I was on the Zoloft for a long time, and our body's reactions to things changes over time, what with the variation in hormones over our lifetime and so forth. I don't really know in my case what actually happened, but because I was on such a low dose of Zoloft (50 mg), I think it could well have been simply a short-term anxiety that left on its own when Zoloft was completely removed from my system. Unfortunately, my doctor thought, and probably rightly, that the answer to the panic on 50 mg of Zoloft was to INCREASE the Zoloft, but after 6 weeks or so, while I had no anxiety, I had worse depression than I'd ever had. He says it's rare for a person with major depression to suddenly not be depressed, but it's four weeks and counting, and I appear to be "cured" or in remission, at least. Time will tell. If I don't get depressed again within, say, the next year, I will be one of a few "rare" cases, according to my doctor, who had previously had me classified as someone with an "organic disorder" that I would have for the rest of my life.
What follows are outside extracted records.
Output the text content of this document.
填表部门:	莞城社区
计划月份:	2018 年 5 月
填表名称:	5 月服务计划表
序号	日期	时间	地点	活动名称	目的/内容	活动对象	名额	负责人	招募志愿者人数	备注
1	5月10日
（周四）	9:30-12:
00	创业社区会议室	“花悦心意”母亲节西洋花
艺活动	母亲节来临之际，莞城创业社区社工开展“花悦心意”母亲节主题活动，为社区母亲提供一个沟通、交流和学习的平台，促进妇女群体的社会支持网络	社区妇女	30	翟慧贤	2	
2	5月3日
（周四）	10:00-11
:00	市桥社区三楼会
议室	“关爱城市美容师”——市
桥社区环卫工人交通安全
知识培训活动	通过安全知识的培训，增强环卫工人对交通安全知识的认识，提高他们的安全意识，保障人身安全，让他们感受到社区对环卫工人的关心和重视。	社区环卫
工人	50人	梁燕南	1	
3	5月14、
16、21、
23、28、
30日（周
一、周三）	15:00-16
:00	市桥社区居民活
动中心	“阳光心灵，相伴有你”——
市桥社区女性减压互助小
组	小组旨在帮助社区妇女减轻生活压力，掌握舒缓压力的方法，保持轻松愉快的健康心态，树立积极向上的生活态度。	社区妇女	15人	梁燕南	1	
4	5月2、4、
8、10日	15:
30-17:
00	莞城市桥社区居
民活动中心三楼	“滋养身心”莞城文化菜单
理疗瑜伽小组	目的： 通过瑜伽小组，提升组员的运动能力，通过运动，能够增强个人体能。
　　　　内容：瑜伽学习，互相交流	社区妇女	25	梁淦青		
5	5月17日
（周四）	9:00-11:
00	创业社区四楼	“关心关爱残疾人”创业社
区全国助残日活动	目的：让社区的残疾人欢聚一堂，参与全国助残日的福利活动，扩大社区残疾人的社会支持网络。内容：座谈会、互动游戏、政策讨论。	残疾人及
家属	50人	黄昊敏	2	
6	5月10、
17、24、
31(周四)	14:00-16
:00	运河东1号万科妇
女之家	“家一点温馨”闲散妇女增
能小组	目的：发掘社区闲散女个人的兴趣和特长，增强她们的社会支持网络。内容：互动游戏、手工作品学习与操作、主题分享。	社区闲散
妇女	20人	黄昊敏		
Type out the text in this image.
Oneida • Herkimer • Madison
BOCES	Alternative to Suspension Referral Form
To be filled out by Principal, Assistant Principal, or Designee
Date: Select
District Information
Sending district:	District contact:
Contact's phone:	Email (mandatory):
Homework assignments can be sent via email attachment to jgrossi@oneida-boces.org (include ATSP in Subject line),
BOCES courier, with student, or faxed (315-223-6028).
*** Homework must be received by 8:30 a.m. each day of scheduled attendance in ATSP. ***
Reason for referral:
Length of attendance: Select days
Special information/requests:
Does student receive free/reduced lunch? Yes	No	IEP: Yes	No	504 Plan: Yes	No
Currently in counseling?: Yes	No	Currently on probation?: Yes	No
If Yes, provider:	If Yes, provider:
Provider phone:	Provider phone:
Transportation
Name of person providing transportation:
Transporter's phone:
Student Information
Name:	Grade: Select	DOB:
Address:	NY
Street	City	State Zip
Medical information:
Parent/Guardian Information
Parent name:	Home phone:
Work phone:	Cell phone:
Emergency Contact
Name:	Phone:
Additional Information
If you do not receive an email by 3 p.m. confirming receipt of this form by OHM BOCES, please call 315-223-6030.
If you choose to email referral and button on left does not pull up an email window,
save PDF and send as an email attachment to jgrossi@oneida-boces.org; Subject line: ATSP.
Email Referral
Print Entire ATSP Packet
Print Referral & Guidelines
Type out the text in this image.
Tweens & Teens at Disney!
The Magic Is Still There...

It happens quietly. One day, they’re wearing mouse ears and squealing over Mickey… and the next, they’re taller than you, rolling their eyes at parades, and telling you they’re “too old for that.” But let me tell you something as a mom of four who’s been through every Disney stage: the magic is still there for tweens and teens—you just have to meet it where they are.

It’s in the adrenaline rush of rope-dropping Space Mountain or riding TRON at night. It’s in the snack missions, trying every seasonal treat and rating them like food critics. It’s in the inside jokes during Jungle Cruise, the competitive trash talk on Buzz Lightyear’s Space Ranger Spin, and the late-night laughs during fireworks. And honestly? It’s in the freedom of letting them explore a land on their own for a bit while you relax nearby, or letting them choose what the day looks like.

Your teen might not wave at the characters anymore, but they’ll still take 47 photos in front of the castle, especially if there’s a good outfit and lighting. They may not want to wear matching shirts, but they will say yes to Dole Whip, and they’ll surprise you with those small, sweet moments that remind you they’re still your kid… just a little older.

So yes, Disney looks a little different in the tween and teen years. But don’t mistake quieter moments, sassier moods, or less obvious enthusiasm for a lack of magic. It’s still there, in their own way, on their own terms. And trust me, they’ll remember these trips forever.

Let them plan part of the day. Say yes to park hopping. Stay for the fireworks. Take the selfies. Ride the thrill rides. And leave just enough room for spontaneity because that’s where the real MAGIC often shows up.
Psychopharmacologists live and learn too! :wink:

But nobody really knows much of anything about these conditions except that sometimes drugs lift depression for some people and sometimes they don't.

My panic was short-lived -- but only after I decided I could not tolerate four hours of it. It probably would have been about that length or longer had I not taken ativan. I never had a worry about addiction because I didn't need to take it every day and it was such a low dose.

I tried the techniques of Claire Weekes. Didn't work.

One thing my sister, who is a physician herself, had suggested to me and I didn't try it because I just could not do it in time was this: when you feel a panic attack coming, run and get a tall glass of water and drink it down as quickly as you can without choking.

For those who are continually getting panic attacks and aren't taking a drug to stop it, it's worth a try.